BONITA SPRINGS — Three weeks after the Bonita Springs YMCA shut its doors, a community forum hosted by YMCA of the Palms left many community members unsatisfied.
A panel including YMCA of the Palms President Brandon Dowdy and Board of Trustees Chairman William Burke fielded more than 30 written questions from angry Bonita YMCA supporters at a June 20 meeting held at First Presbyterian Church and moderated by Naples Daily News Editorial Page Editor Jeff Lytle.
Burke outlined the “very difficult decisions” trustees faced as a financial crisis loomed ever larger, eventually forcing the May 31 closure.
“This community certainly deserves a YMCA,” Burke told the crowd of more than 100, which included Bonita Springs Mayor Ben Nelson, four other city council members and the city’s new and recently retired city managers. “The last thing we ever wanted to do was reach the point we did reach where we had to suspend operations. We absorbed a loss for a number of years.”

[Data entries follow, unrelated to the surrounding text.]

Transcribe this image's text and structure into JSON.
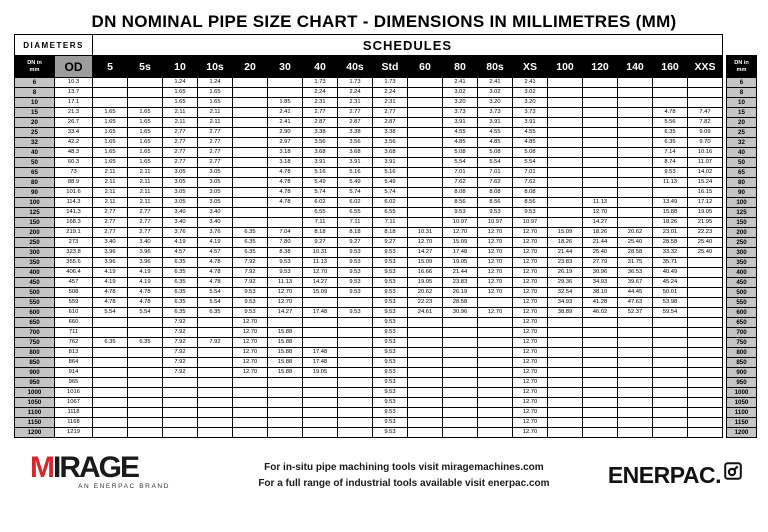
{
  "title": "DN NOMINAL PIPE SIZE CHART - DIMENSIONS IN MILLIMETRES (MM)",
  "colors": {
    "mirage_red": "#d7282f",
    "header_bg": "#000000",
    "od_header_bg": "#9d9d9d",
    "dn_cell_bg": "#c4c4c4"
  },
  "table": {
    "diameters_label": "DIAMETERS",
    "schedules_label": "SCHEDULES",
    "dn_header": "DN in\nmm",
    "od_header": "OD",
    "schedule_columns": [
      "5",
      "5s",
      "10",
      "10s",
      "20",
      "30",
      "40",
      "40s",
      "Std",
      "60",
      "80",
      "80s",
      "XS",
      "100",
      "120",
      "140",
      "160",
      "XXS"
    ],
    "rows": [
      [
        "6",
        "10.3",
        "",
        "",
        "1.24",
        "1.24",
        "",
        "",
        "1.73",
        "1.73",
        "1.73",
        "",
        "2.41",
        "2.41",
        "2.41",
        "",
        "",
        "",
        "",
        ""
      ],
      [
        "8",
        "13.7",
        "",
        "",
        "1.65",
        "1.65",
        "",
        "",
        "2.24",
        "2.24",
        "2.24",
        "",
        "3.02",
        "3.02",
        "3.02",
        "",
        "",
        "",
        "",
        ""
      ],
      [
        "10",
        "17.1",
        "",
        "",
        "1.65",
        "1.65",
        "",
        "1.85",
        "2.31",
        "2.31",
        "2.31",
        "",
        "3.20",
        "3.20",
        "3.20",
        "",
        "",
        "",
        "",
        ""
      ],
      [
        "15",
        "21.3",
        "1.65",
        "1.65",
        "2.11",
        "2.11",
        "",
        "2.41",
        "2.77",
        "2.77",
        "2.77",
        "",
        "3.73",
        "3.73",
        "3.73",
        "",
        "",
        "",
        "4.78",
        "7.47"
      ],
      [
        "20",
        "26.7",
        "1.65",
        "1.65",
        "2.11",
        "2.11",
        "",
        "2.41",
        "2.87",
        "2.87",
        "2.87",
        "",
        "3.91",
        "3.91",
        "3.91",
        "",
        "",
        "",
        "5.56",
        "7.82"
      ],
      [
        "25",
        "33.4",
        "1.65",
        "1.65",
        "2.77",
        "2.77",
        "",
        "2.90",
        "3.38",
        "3.38",
        "3.38",
        "",
        "4.55",
        "4.55",
        "4.55",
        "",
        "",
        "",
        "6.35",
        "9.09"
      ],
      [
        "32",
        "42.2",
        "1.65",
        "1.65",
        "2.77",
        "2.77",
        "",
        "2.97",
        "3.56",
        "3.56",
        "3.56",
        "",
        "4.85",
        "4.85",
        "4.85",
        "",
        "",
        "",
        "6.35",
        "9.70"
      ],
      [
        "40",
        "48.3",
        "1.65",
        "1.65",
        "2.77",
        "2.77",
        "",
        "3.18",
        "3.68",
        "3.68",
        "3.68",
        "",
        "5.08",
        "5.08",
        "5.08",
        "",
        "",
        "",
        "7.14",
        "10.16"
      ],
      [
        "50",
        "60.3",
        "1.65",
        "1.65",
        "2.77",
        "2.77",
        "",
        "3.18",
        "3.91",
        "3.91",
        "3.91",
        "",
        "5.54",
        "5.54",
        "5.54",
        "",
        "",
        "",
        "8.74",
        "11.07"
      ],
      [
        "65",
        "73",
        "2.11",
        "2.11",
        "3.05",
        "3.05",
        "",
        "4.78",
        "5.16",
        "5.16",
        "5.16",
        "",
        "7.01",
        "7.01",
        "7.01",
        "",
        "",
        "",
        "9.53",
        "14.02"
      ],
      [
        "80",
        "88.9",
        "2.11",
        "2.11",
        "3.05",
        "3.05",
        "",
        "4.78",
        "5.49",
        "5.49",
        "5.49",
        "",
        "7.62",
        "7.62",
        "7.62",
        "",
        "",
        "",
        "11.13",
        "15.24"
      ],
      [
        "90",
        "101.6",
        "2.11",
        "2.11",
        "3.05",
        "3.05",
        "",
        "4.78",
        "5.74",
        "5.74",
        "5.74",
        "",
        "8.08",
        "8.08",
        "8.08",
        "",
        "",
        "",
        "",
        "16.15"
      ],
      [
        "100",
        "114.3",
        "2.11",
        "2.11",
        "3.05",
        "3.05",
        "",
        "4.78",
        "6.02",
        "6.02",
        "6.02",
        "",
        "8.56",
        "8.56",
        "8.56",
        "",
        "11.13",
        "",
        "13.49",
        "17.12"
      ],
      [
        "125",
        "141.3",
        "2.77",
        "2.77",
        "3.40",
        "3.40",
        "",
        "",
        "6.55",
        "6.55",
        "6.55",
        "",
        "9.53",
        "9.53",
        "9.53",
        "",
        "12.70",
        "",
        "15.88",
        "19.05"
      ],
      [
        "150",
        "168.3",
        "2.77",
        "2.77",
        "3.40",
        "3.40",
        "",
        "",
        "7.11",
        "7.11",
        "7.11",
        "",
        "10.97",
        "10.97",
        "10.97",
        "",
        "14.27",
        "",
        "18.26",
        "21.95"
      ],
      [
        "200",
        "219.1",
        "2.77",
        "2.77",
        "3.76",
        "3.76",
        "6.35",
        "7.04",
        "8.18",
        "8.18",
        "8.18",
        "10.31",
        "12.70",
        "12.70",
        "12.70",
        "15.09",
        "18.26",
        "20.62",
        "23.01",
        "22.23"
      ],
      [
        "250",
        "273",
        "3.40",
        "3.40",
        "4.19",
        "4.19",
        "6.35",
        "7.80",
        "9.27",
        "9.27",
        "9.27",
        "12.70",
        "15.09",
        "12.70",
        "12.70",
        "18.26",
        "21.44",
        "25.40",
        "28.58",
        "25.40"
      ],
      [
        "300",
        "323.8",
        "3.96",
        "3.96",
        "4.57",
        "4.57",
        "6.35",
        "8.38",
        "10.31",
        "9.53",
        "9.53",
        "14.27",
        "17.48",
        "12.70",
        "12.70",
        "21.44",
        "25.40",
        "28.58",
        "33.32",
        "25.40"
      ],
      [
        "350",
        "355.6",
        "3.96",
        "3.96",
        "6.35",
        "4.78",
        "7.92",
        "9.53",
        "11.13",
        "9.53",
        "9.53",
        "15.09",
        "19.05",
        "12.70",
        "12.70",
        "23.83",
        "27.79",
        "31.75",
        "35.71",
        ""
      ],
      [
        "400",
        "406.4",
        "4.19",
        "4.19",
        "6.35",
        "4.78",
        "7.92",
        "9.53",
        "12.70",
        "9.53",
        "9.53",
        "16.66",
        "21.44",
        "12.70",
        "12.70",
        "26.19",
        "30.96",
        "36.53",
        "40.49",
        ""
      ],
      [
        "450",
        "457",
        "4.19",
        "4.19",
        "6.35",
        "4.78",
        "7.92",
        "11.13",
        "14.27",
        "9.53",
        "9.53",
        "19.05",
        "23.83",
        "12.70",
        "12.70",
        "29.36",
        "34.93",
        "39.67",
        "45.24",
        ""
      ],
      [
        "500",
        "508",
        "4.78",
        "4.78",
        "6.35",
        "5.54",
        "9.53",
        "12.70",
        "15.09",
        "9.53",
        "9.53",
        "20.62",
        "26.19",
        "12.70",
        "12.70",
        "32.54",
        "38.10",
        "44.45",
        "50.01",
        ""
      ],
      [
        "550",
        "559",
        "4.78",
        "4.78",
        "6.35",
        "5.54",
        "9.53",
        "12.70",
        "",
        "",
        "9.53",
        "22.23",
        "28.58",
        "",
        "12.70",
        "34.93",
        "41.28",
        "47.63",
        "53.98",
        ""
      ],
      [
        "600",
        "610",
        "5.54",
        "5.54",
        "6.35",
        "6.35",
        "9.53",
        "14.27",
        "17.48",
        "9.53",
        "9.53",
        "24.61",
        "30.96",
        "12.70",
        "12.70",
        "38.89",
        "46.02",
        "52.37",
        "59.54",
        ""
      ],
      [
        "650",
        "660",
        "",
        "",
        "7.92",
        "",
        "12.70",
        "",
        "",
        "",
        "9.53",
        "",
        "",
        "",
        "12.70",
        "",
        "",
        "",
        "",
        ""
      ],
      [
        "700",
        "711",
        "",
        "",
        "7.92",
        "",
        "12.70",
        "15.88",
        "",
        "",
        "9.53",
        "",
        "",
        "",
        "12.70",
        "",
        "",
        "",
        "",
        ""
      ],
      [
        "750",
        "762",
        "6.35",
        "6.35",
        "7.92",
        "7.92",
        "12.70",
        "15.88",
        "",
        "",
        "9.53",
        "",
        "",
        "",
        "12.70",
        "",
        "",
        "",
        "",
        ""
      ],
      [
        "800",
        "813",
        "",
        "",
        "7.92",
        "",
        "12.70",
        "15.88",
        "17.48",
        "",
        "9.53",
        "",
        "",
        "",
        "12.70",
        "",
        "",
        "",
        "",
        ""
      ],
      [
        "850",
        "864",
        "",
        "",
        "7.92",
        "",
        "12.70",
        "15.88",
        "17.48",
        "",
        "9.53",
        "",
        "",
        "",
        "12.70",
        "",
        "",
        "",
        "",
        ""
      ],
      [
        "900",
        "914",
        "",
        "",
        "7.92",
        "",
        "12.70",
        "15.88",
        "19.05",
        "",
        "9.53",
        "",
        "",
        "",
        "12.70",
        "",
        "",
        "",
        "",
        ""
      ],
      [
        "950",
        "965",
        "",
        "",
        "",
        "",
        "",
        "",
        "",
        "",
        "9.53",
        "",
        "",
        "",
        "12.70",
        "",
        "",
        "",
        "",
        ""
      ],
      [
        "1000",
        "1016",
        "",
        "",
        "",
        "",
        "",
        "",
        "",
        "",
        "9.53",
        "",
        "",
        "",
        "12.70",
        "",
        "",
        "",
        "",
        ""
      ],
      [
        "1050",
        "1067",
        "",
        "",
        "",
        "",
        "",
        "",
        "",
        "",
        "9.53",
        "",
        "",
        "",
        "12.70",
        "",
        "",
        "",
        "",
        ""
      ],
      [
        "1100",
        "1118",
        "",
        "",
        "",
        "",
        "",
        "",
        "",
        "",
        "9.53",
        "",
        "",
        "",
        "12.70",
        "",
        "",
        "",
        "",
        ""
      ],
      [
        "1150",
        "1168",
        "",
        "",
        "",
        "",
        "",
        "",
        "",
        "",
        "9.53",
        "",
        "",
        "",
        "12.70",
        "",
        "",
        "",
        "",
        ""
      ],
      [
        "1200",
        "1219",
        "",
        "",
        "",
        "",
        "",
        "",
        "",
        "",
        "9.53",
        "",
        "",
        "",
        "12.70",
        "",
        "",
        "",
        "",
        ""
      ]
    ]
  },
  "footer": {
    "mirage_m": "M",
    "mirage_rest": "IRAGE",
    "mirage_tagline": "AN ENERPAC BRAND",
    "line1": "For in-situ pipe machining tools visit miragemachines.com",
    "line2": "For a full range of industrial tools available visit enerpac.com",
    "enerpac_word": "ENERPAC."
  }
}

The Bonita YMCA was open for just under six years, with the bulk of constructions costs footed by community donors. A capital campaign raised $7.2 million. The YMCA of the Palms issued bonds for an additional $3 million, Burke said.
After the April 2005 opening, projected membership numbers never materialized, which YMCA representatives blame on the building’s off-the-beaten-path location and the economic recession.
Dennis Church, chairman of the Bonita YMCA Advisory Board, said the organization did not do a good enough job marketing and reaching out to the community. The YMCA of the Palms also has gone through three CEOs and three executive directors at the Bonita branch in the last six years.
Church advocates a “debt-free transfer,” which would allow the YMCA of the Palms to transfer ownership and operation of its Bonita facility to another YMCA partner. However, the Board of Trustees voted against the measure, saying the YMCA of the Palms needs to sell the facility to recoup about $1.5 million in debt it has incurred.
That number has been widely disputed, and Burke was not prepared to provide a financial breakdown, although he vowed to do so.
“The facility was paid for by the folks in Bonita,” Church said. “I want the YMCA of the Palms trustees to reconsider supporting the debt-free transfer. It’s the right thing to do for our members and for our community.”
South County YMCA, which operates YMCAs in Venice and Englewood, recently acquired Lee County YMCA operations, and CEO Ken Modzelewski joined the forum.
While his organization cannot afford to buy the troubled Bonita YMCA, Modzelewski said he believes South County could make a Bonita branch profitable.
About halfway through the discussion, the audience burst into applause as Lytle read this notecard: “Why are we leaving here with more questions than answers?”
After the meeting closed, Richard Barber, the self-appointed spokesman for YMCA members, remained firmly persuaded of YMCA of the Palms mismanagement.
“We know no more today than we knew before,” Barber said. “They admitted that they have no data. Our solution is they close their facility in Naples and leave Bonita running. They have effectively muddled the financial waters and want to tell us we can’t sustain ourselves. How can anyone expect us to buy what they’re trying to sell?”
Mayor Ben Nelson also left the meeting unappeased. “It’s a very trusting thing for the citizens of Bonita Springs to have put a lot of money into building a Bonita Springs YMCA,” he said. “We feel silly because we didn’t realize we were building another Naples YMCA. Looking back, I would never allow my community to put that kind of money into a facility that is not theirs.”
Dowdy said he is committed to finding a solution which will keep a YMCA in Bonita Springs. “We do look at it as our responsibility to help facilitate a YMCA in this community,” he said.